The Biden administration’s proposal would reclassify online program managers as “third-party providers,” a move that would allow the federal government to micromanage and shutter the companies at will. The Education Department’s proposed rule would also make online program managers liable for partnering universities’ actions. Taken together, online program managers say these rule changes would make it impossible to conduct business.
Advocates insist the Biden administration’s proposal will help students, who they claim are being ripped off by for-profit educational entities. But online program managers often partner with some of the nation’s most affordable schools. Ozarks Technical Community College, for example, which boasts in-state tuition of just $5,215 per year, uses online program managers to administer its virtual programs.
And President Joe Biden pledged on the campaign trail that he would make community college free for all Americans. After taking office, he tapped his wife, Jill, to spearhead his administration’s effort to provide universal, free community college. But the first lady, a community college educator who insists on being called “doctor,” announced in February 2022 that the effort had failed.
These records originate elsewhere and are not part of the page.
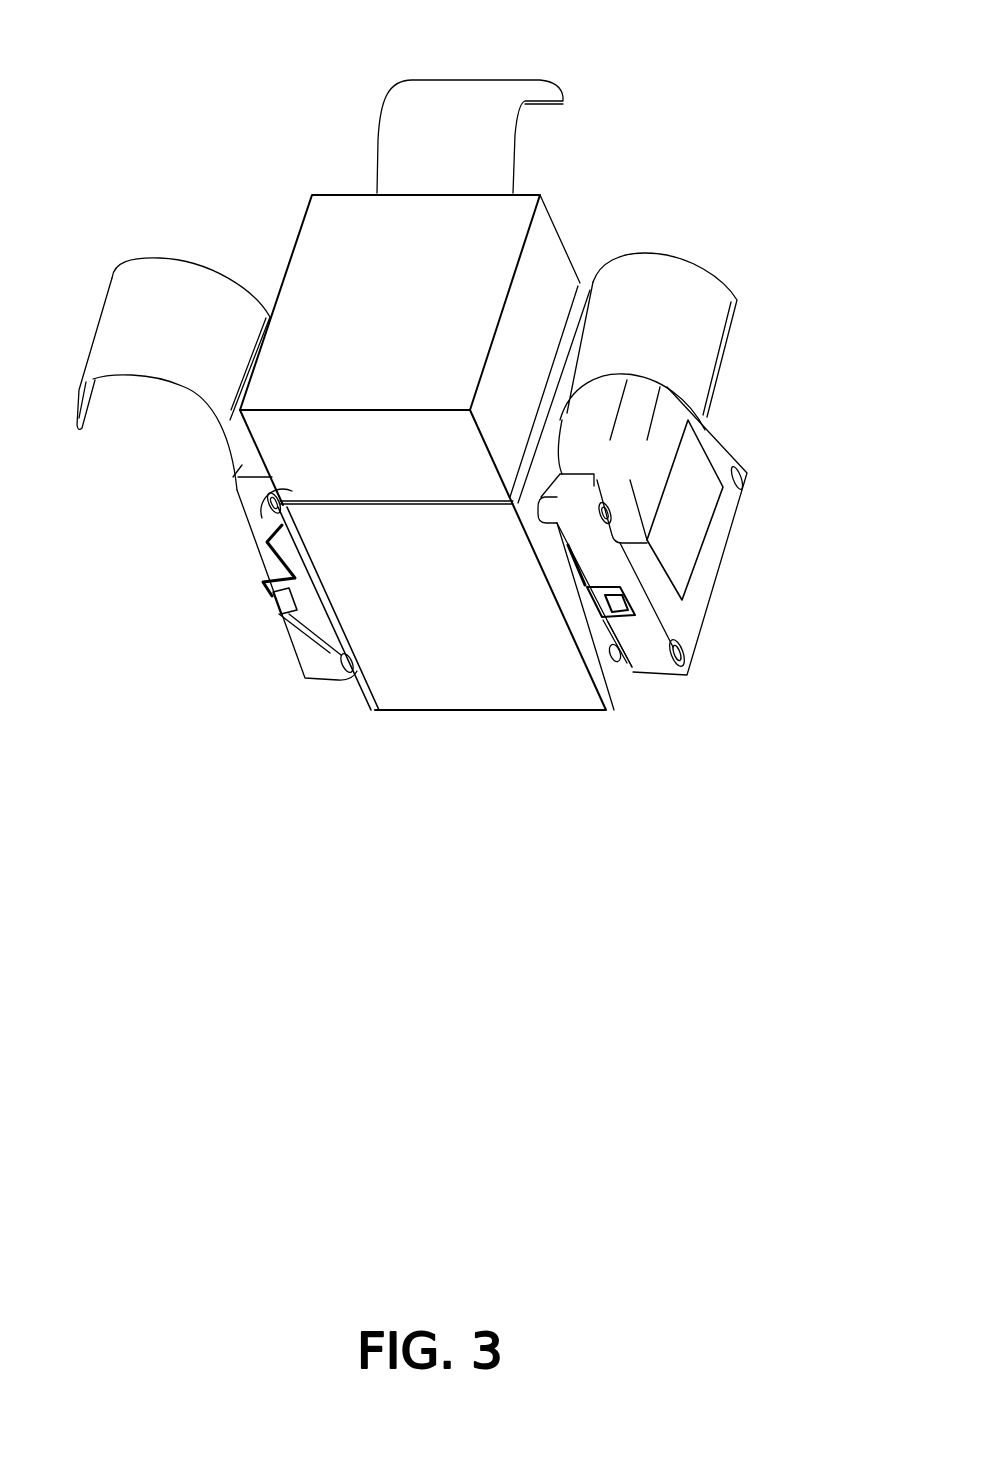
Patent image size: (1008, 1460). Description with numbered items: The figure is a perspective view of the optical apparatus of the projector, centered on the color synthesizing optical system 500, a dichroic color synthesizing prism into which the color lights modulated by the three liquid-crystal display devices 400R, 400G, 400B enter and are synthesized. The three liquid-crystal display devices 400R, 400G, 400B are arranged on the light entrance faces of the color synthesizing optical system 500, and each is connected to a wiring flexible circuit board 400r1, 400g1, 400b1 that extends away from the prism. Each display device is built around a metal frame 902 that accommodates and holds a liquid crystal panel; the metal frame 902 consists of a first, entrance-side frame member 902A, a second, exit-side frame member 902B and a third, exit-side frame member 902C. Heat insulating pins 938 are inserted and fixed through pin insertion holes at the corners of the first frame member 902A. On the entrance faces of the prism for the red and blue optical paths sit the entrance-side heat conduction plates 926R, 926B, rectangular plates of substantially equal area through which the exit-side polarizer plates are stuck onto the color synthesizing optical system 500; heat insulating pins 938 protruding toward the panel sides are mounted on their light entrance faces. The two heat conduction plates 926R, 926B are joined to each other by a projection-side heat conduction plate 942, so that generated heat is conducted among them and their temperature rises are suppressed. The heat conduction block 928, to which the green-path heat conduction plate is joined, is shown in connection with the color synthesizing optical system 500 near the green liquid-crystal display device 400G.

The color synthesizing optical system 500 is at (391, 734).
The projection-side heat conduction plate 942 is at (465, 700).
The wiring flexible circuit board 400g1 is at (417, 92).
The liquid-crystal display device 400G is at (597, 203).
The heat conduction block 928 is at (547, 223).
The wiring flexible circuit board 400r1 is at (180, 273).
The liquid-crystal display device 400R is at (193, 507).
The entrance-side heat conduction plate 926R is at (328, 630).
The second frame member 902B is at (270, 614).
The third frame member 902C is at (268, 561).
The first frame member 902A is at (288, 657).
The metal frame 902 is at (120, 625).
The heat insulating pins 938 is at (272, 508).
The wiring flexible circuit board 400b1 is at (675, 273).
The liquid-crystal display device 400B is at (739, 416).
The entrance-side heat conduction plate 926B is at (627, 393).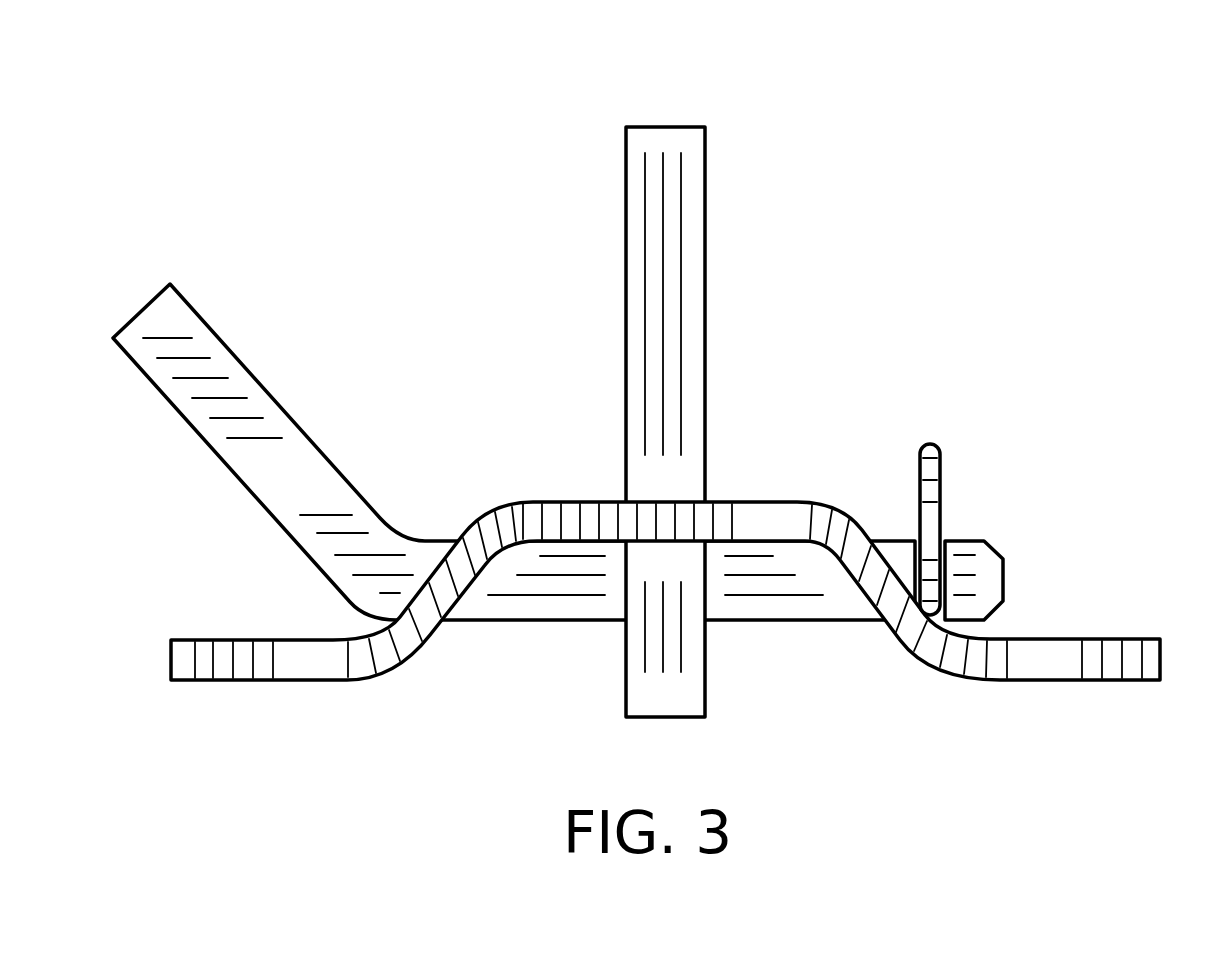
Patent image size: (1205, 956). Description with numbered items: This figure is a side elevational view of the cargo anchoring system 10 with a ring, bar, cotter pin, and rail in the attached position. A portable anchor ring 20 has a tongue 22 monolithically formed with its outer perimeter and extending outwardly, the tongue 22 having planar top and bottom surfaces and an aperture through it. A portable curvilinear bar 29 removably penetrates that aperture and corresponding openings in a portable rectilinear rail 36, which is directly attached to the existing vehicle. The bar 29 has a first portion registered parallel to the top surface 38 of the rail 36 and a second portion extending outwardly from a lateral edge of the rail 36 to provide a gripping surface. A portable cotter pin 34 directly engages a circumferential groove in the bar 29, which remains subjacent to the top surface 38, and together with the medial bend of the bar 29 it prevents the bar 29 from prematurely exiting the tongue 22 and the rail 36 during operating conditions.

The system 10 is at (1134, 174).
The portable anchor ring 20 is at (695, 216).
The tongue 22 is at (695, 657).
The portable curvilinear bar 29 is at (310, 467).
The cotter pin 34 is at (933, 472).
The portable rectilinear rail 36 is at (665, 503).
The top surface of the rail 38 is at (565, 502).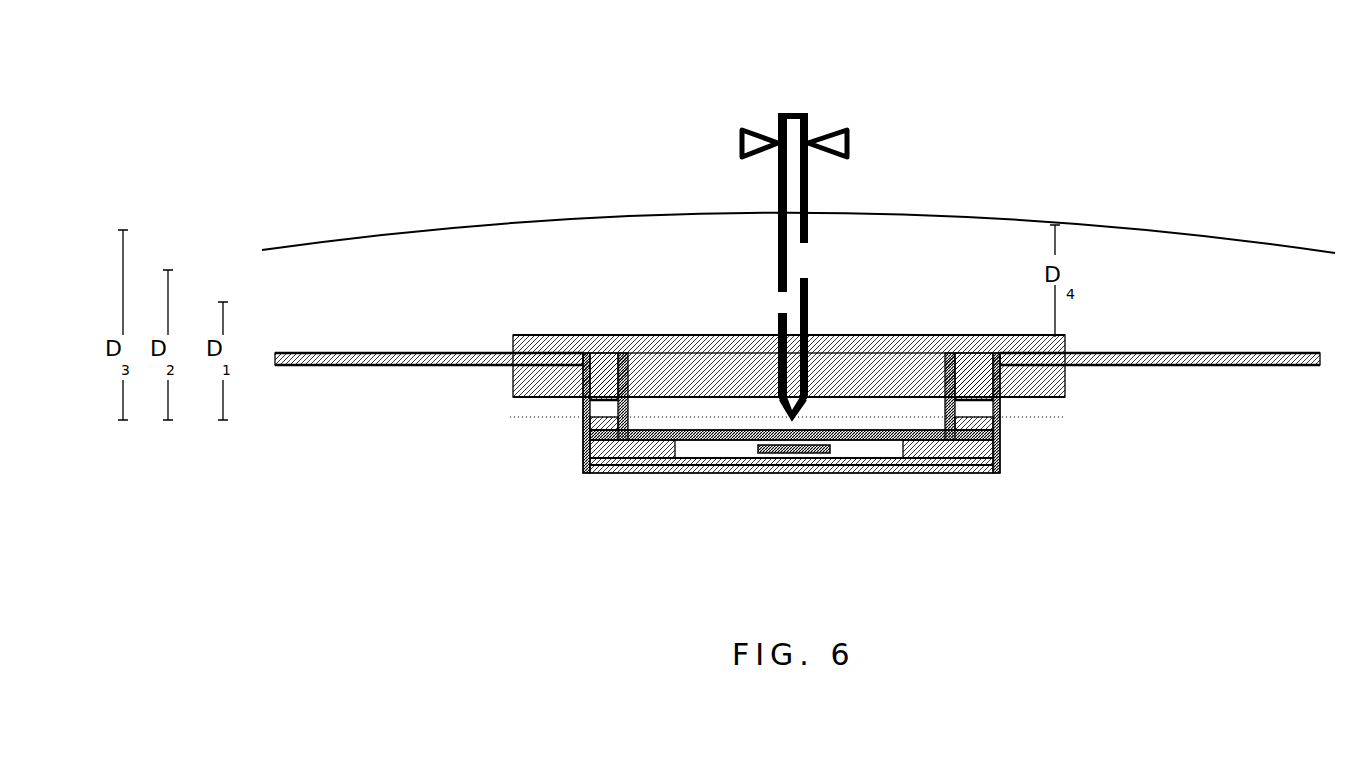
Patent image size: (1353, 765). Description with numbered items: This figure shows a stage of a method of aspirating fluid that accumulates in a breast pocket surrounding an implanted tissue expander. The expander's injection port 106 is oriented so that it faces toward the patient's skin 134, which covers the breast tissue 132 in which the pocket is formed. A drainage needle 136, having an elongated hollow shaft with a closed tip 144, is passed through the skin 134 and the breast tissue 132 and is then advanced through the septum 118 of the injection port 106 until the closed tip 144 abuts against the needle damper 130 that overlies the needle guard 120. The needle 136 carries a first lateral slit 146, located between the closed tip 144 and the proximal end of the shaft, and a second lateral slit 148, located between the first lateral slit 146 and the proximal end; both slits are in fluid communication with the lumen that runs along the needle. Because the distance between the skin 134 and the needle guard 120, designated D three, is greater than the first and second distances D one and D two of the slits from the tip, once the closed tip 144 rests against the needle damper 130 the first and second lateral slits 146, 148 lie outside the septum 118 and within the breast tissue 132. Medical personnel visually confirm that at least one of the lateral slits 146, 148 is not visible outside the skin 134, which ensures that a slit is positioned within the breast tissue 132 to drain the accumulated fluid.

The injection port 106 is at (663, 312).
The septum 118 is at (822, 327).
The needle guard 120 is at (848, 442).
The needle damper 130 is at (910, 420).
The breast tissue 132 is at (460, 301).
The skin 134 is at (1173, 230).
The drainage needle 136 is at (777, 279).
The closed tip 144 is at (790, 412).
The first lateral slit 146 is at (775, 300).
The second lateral slit 148 is at (808, 262).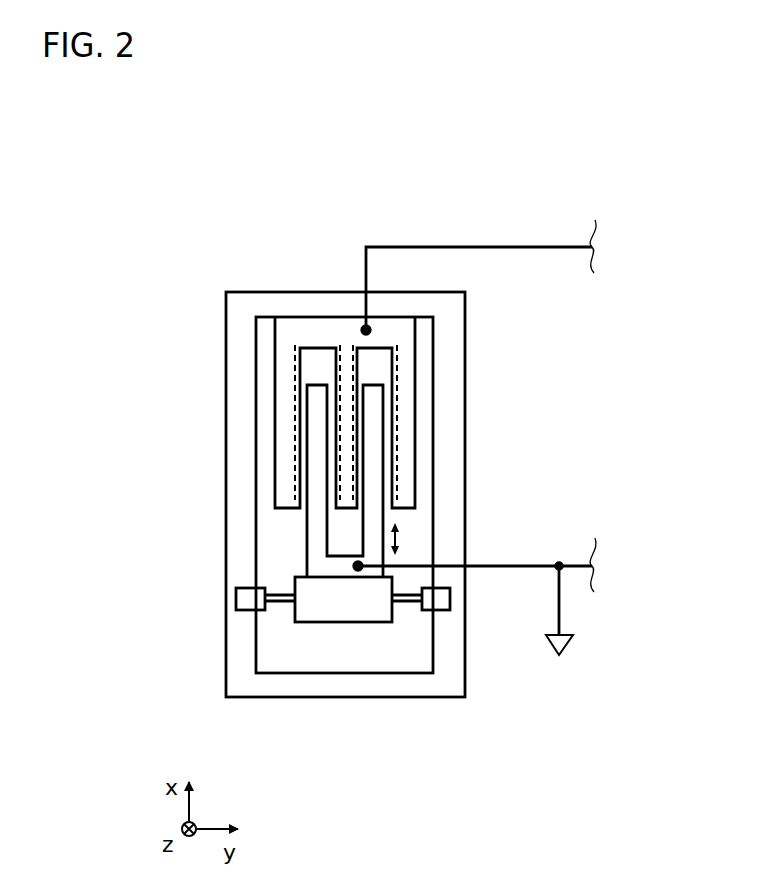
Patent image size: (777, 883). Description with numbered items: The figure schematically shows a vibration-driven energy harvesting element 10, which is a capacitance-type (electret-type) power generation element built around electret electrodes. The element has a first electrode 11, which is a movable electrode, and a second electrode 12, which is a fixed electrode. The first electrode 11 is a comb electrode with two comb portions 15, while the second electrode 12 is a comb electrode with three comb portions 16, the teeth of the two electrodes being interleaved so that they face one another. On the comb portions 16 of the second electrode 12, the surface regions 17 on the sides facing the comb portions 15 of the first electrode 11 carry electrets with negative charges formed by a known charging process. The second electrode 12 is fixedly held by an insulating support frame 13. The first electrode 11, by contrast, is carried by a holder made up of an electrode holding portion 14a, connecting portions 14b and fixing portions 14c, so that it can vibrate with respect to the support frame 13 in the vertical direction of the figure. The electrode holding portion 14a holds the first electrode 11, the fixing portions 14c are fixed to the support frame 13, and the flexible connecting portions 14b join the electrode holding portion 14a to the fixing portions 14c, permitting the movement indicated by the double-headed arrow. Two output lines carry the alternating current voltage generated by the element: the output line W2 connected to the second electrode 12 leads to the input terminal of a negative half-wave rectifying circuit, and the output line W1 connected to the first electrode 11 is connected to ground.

The vibration-driven energy harvesting element 10 is at (238, 290).
The first electrode 11 is at (287, 414).
The second electrode 12 is at (333, 332).
The support frame 13 is at (235, 466).
The electrode holding portion 14a is at (345, 607).
The connecting portions 14b is at (280, 602).
The fixing portions 14c is at (240, 602).
The comb portions 15 is at (315, 517).
The comb portions 16 is at (283, 426).
The surface regions 17 is at (297, 370).
The output line W1 is at (518, 565).
The output line W2 is at (480, 245).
Republicans appear to be gearing up to oppose the measure. House Education and the Workforce Committee chairwoman Virginia Foxx (R., N.C.) last month warned the Biden administration that its attempt to “blanket compliance policies” on educational contractors was “never going to work.”
“It is reckless for the Department to suggest providing access to online education is a main driver of federal student loan debt,” Foxx said. “Instead, innovations in postsecondary education, including online education, have broken through access barriers for many adult learners.”